Bu değişikti. Hala ingilizce konuşuyordu ama anlamıyordum. Lakin araya bir korece sığdırdığına emindim.

"Uykucu şirin." Bunu anlamıştım ve hapishanenin önündeyken bana neden böyle seslendiğini anlamamıştım. Sorsam da beni yanıtsız bıraktı ve ben onun yeniden İngilizce konuştuğuna şahitlik ettim. Kafam karışmıştı.

"Gel, gidelim hadi."

"Nereye?"

"Uyan."

"Ne?"

Sonra omuzumdan sarsılmam ile göz kapaklarım da yerinde sallanmaya başladı. Korkmuştum biraz, böyle uyandırılmaya alışık değildim. Biraz ürkmediğimi söylersem yalan olurdu. Gözlerimi biraz araladığımda onun o sert suratını gördüm. Gardiyan bey rüyamda değil karşımdaydı.

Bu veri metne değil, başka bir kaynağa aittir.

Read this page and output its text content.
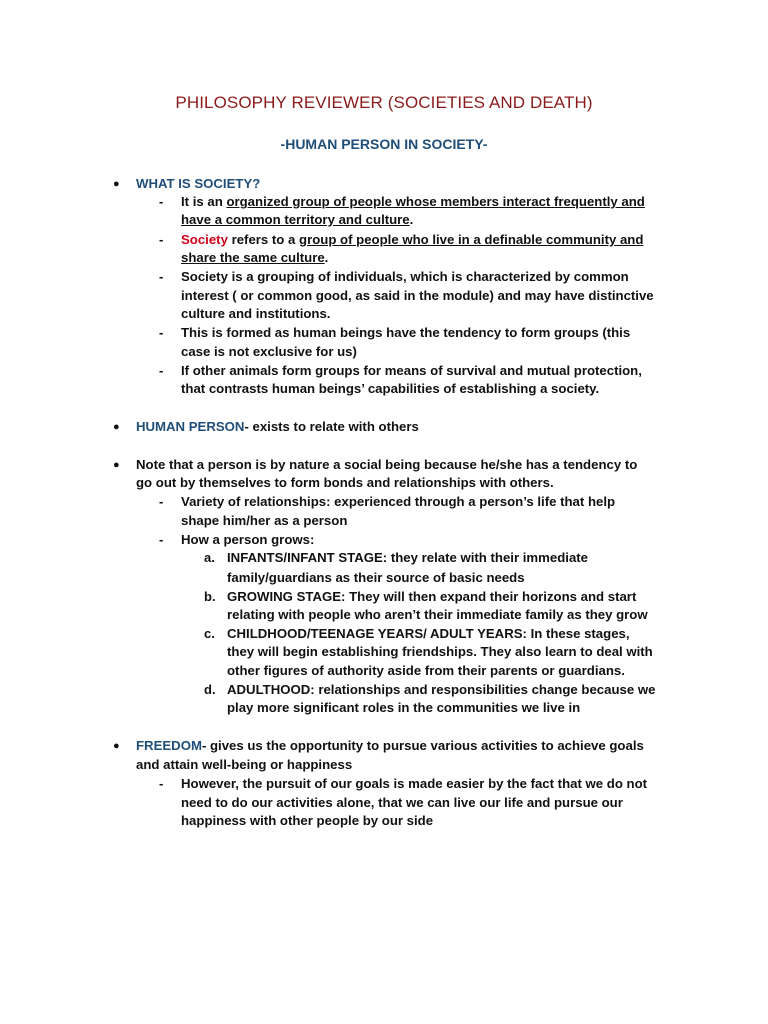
PHILOSOPHY REVIEWER (SOCIETIES AND DEATH)
-HUMAN PERSON IN SOCIETY-
● WHAT IS SOCIETY?
- It is an organized group of people whose members interact frequently and
have a common territory and culture.
- Society refers to a group of people who live in a definable community and
share the same culture.
- Society is a grouping of individuals, which is characterized by common
interest ( or common good, as said in the module) and may have distinctive
culture and institutions.
- This is formed as human beings have the tendency to form groups (this
case is not exclusive for us)
- If other animals form groups for means of survival and mutual protection,
that contrasts human beings’ capabilities of establishing a society.
● HUMAN PERSON- exists to relate with others
● Note that a person is by nature a social being because he/she has a tendency to
go out by themselves to form bonds and relationships with others.
- Variety of relationships: experienced through a person’s life that help
shape him/her as a person
- How a person grows:
a. INFANTS/INFANT STAGE: they relate with their immediate
family/guardians as their source of basic needs
b. GROWING STAGE: They will then expand their horizons and start
relating with people who aren’t their immediate family as they grow
c. CHILDHOOD/TEENAGE YEARS/ ADULT YEARS: In these stages,
they will begin establishing friendships. They also learn to deal with
other figures of authority aside from their parents or guardians.
d. ADULTHOOD: relationships and responsibilities change because we
play more significant roles in the communities we live in
● FREEDOM- gives us the opportunity to pursue various activities to achieve goals
and attain well-being or happiness
- However, the pursuit of our goals is made easier by the fact that we do not
need to do our activities alone, that we can live our life and pursue our
happiness with other people by our side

Saçlarını geriye taramış ve alnını açmıştı. Elinde anahtarlığını tutuyordu ve bir yandan diğer mahkumları kontrol ediyordu. Beni bir kez daha omuzumun üzerinde dürtükledi ve ben anca kendime gelebildim. Ani bir hareket ile kalktım. "Gar-"

"Şşşh." İşaret parmağını dudağına yaslamış ve bana susmamı söylemişti. Gözlerimi kırpıştırırken başımı salladım yavaşça. Eliyle gel işareti yaptı ve ben yine kafamı salladım. Nedenini bilmiyorum ama heyecanlanmıştım. İkimiz de sessizce adımlarken yeni uyanmışlığımın sersemliği mi bilmiyorum ama ayaklarım resmen birbirine takıldı ve ben dengemi kaybedip dizlerimin üzerine düştüm.